Jason Bay from All Posters
On the face of it, the Pirates 9-1 win over the Reds this afternoon should qualify as a laugher. But in reality, it was anything but a blowout. The game pivoted on the 6th and 7th innings.
The Bucs were holding a 2-0 lead in a pretty well pitched and played game, thanks to a second inning Ryan Doumit long ball and Luis Rivas two-out double in the third. Then Ryan Freel opened the sixth by reaching on Brian Bixler's throwing error. Why can't Pittsburgh get one stinkin' clean game from short?
After a sacrifice and ground out, Tom Gorzelanny still looked to be in complete control, cruising along on a three hitter, even without a fastball. But Brandon Phillips and Jeff Keppinger both walked on full counts. Edwin Encarnacion came up with the bases juiced, and a hit would make an entirely new ball game out of it.
John Russell, who has shown a great deal of trust in his pitching staff so far (not that he has much choice, given the innings his bullpen have thrown already), elected to let the struggling Gorzo work out of it.
And he did, getting Encarcion on a grounder to Rivas, playing at second today (and he looks much more comfortable there than at short.) Unlike the past couple of skippers, Russell will never be accused of being Captain Hook, and we think his pitchers will respond to that trust. Either that or their arms will fall off.
The Pirates sure took notice and responded in their half of the inning. Nate McLouth led off with a double to left. An out later, Jason Bay legged out an infield hit, and Doumit brought in McLouth with a fly to right. With two away, Xavier Nady blasted his 4th homer, and the game had gotten away from the Reds.
They tried to come back in the seventh. A one out triple and a walk brought Frankie Osaria into the game. He promptly served up a run scoring single, and was looking at two on, one out, with Cory Patterson and Ken Griffey Jr. on deck, licking their chops. He got them both on come-backers, and the Reds had blown their last opportunity to make a run at winning this game.
Two infield singles and a walk led to another Buc marker in their half of the seventh.
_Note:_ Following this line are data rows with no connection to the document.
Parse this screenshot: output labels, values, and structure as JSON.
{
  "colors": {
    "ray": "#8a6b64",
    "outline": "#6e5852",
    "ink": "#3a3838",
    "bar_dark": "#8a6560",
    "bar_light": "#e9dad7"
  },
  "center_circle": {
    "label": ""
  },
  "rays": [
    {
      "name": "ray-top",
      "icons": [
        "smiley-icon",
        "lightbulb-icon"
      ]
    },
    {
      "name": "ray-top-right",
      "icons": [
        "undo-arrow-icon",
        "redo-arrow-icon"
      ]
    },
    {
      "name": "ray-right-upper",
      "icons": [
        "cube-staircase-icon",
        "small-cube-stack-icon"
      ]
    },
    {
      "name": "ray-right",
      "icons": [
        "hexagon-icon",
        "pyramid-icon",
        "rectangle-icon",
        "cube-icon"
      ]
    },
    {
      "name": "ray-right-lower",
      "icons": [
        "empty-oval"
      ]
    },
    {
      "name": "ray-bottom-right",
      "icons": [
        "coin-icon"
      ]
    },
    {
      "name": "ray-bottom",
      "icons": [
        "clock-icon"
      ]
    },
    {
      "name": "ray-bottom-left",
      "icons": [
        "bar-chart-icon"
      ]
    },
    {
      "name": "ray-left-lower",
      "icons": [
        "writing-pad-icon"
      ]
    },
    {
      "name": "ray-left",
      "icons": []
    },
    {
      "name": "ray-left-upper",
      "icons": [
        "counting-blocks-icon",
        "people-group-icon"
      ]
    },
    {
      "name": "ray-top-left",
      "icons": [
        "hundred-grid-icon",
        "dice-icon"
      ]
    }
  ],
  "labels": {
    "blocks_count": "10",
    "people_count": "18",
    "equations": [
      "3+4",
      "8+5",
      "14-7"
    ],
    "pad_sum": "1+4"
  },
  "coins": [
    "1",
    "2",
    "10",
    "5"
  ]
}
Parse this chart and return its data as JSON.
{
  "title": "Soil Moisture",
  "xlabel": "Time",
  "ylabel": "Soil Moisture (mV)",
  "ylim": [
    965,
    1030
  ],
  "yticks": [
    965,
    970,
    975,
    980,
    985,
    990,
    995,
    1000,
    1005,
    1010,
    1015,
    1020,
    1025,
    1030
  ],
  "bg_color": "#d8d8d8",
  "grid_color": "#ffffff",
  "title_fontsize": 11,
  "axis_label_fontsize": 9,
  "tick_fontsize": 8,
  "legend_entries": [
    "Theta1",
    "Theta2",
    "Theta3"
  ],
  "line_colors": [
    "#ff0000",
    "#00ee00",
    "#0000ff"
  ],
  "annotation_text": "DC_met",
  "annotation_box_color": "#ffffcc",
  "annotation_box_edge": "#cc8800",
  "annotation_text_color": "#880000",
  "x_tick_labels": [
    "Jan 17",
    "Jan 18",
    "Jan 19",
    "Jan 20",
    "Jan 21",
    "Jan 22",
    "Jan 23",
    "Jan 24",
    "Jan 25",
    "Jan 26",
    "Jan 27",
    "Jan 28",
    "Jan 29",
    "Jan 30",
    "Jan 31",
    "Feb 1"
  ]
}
Then with two away, Bay launched his third dinger of the season, all in the past four days, and the final nail was driven into Cincinnati's coffin.
In those two innings, the Reds stranded five runners. The Pirates plated five runs with two outs. That kind of clutch performance by the pitchers and the batters will turn any game into a laugher.
On the Pirate front: Pittsburgh is back at .500 with a 6-6 mark thanks to the sweep of the Reds (it's so much more enjoyable being the broom instead of the dust!) The Bucs are three behind the Cards, and more importantly, aren't letting the division leaders get too far out of sight.
As to be expected, the Pirates are dropping a bit in the runs side of the NL and gaining ground on the pitching list. They're 6th in runs scored with 54, although only 9th in average, hitting .252. Being 4th in walks, with 46, is helping the cause.
The pitching was the worst in MLB a week ago, but is on the upswing. The Pirates are 13th in the NL in ERA at 4.71 and 14th in runs yielded at 64. You can take those stats a couple of ways - as bad as it is, last year the team ERA was 4.93. Yah, we try to forget, too.
After the Atlanta series threw the staff into a abyss, they're slowly clawing their way back to respectability. Maybe if the Bucs didn't lead the majors in errors, the ascent would be a bit more noticeable.
A not so pleasant thought - Jack Wilson is still hobbling and may need more time to come back than originally thought. Freddie Sanchez' arm is still a big issue, too. We're taking a guess, but it seems likely that once Wilson gets back from the DL, there's a fair chance Sanchez may go on it.
And what were the MLB schedule makers thinking? The Bucs will make 3 trips to the West Coast this year, all solo series. Pittsburgh goes to LA (4/14-16) next, and they don't visit the G-Men (9/3-7) and Padres (9/26-28) until September. San Diego is the Bucs last series of the year, in fact.
On the MLB front: A construction worker told the papers that he buried a Red Sox jersey in concrete while working on the new Yankee Stadium, hoping to put a curse on the Bronx Bombers. The Yank brass laughed it off and denied it all.
But after talking to a couple of other hard hats, they broke out the jackhammers and 5 hours of digging later, they unearthed a David Ortiz jersey. The curse has been exorcised from the Stadium, but a new one may be at hand for the talkative cement worker. The Yankees are considering suing him.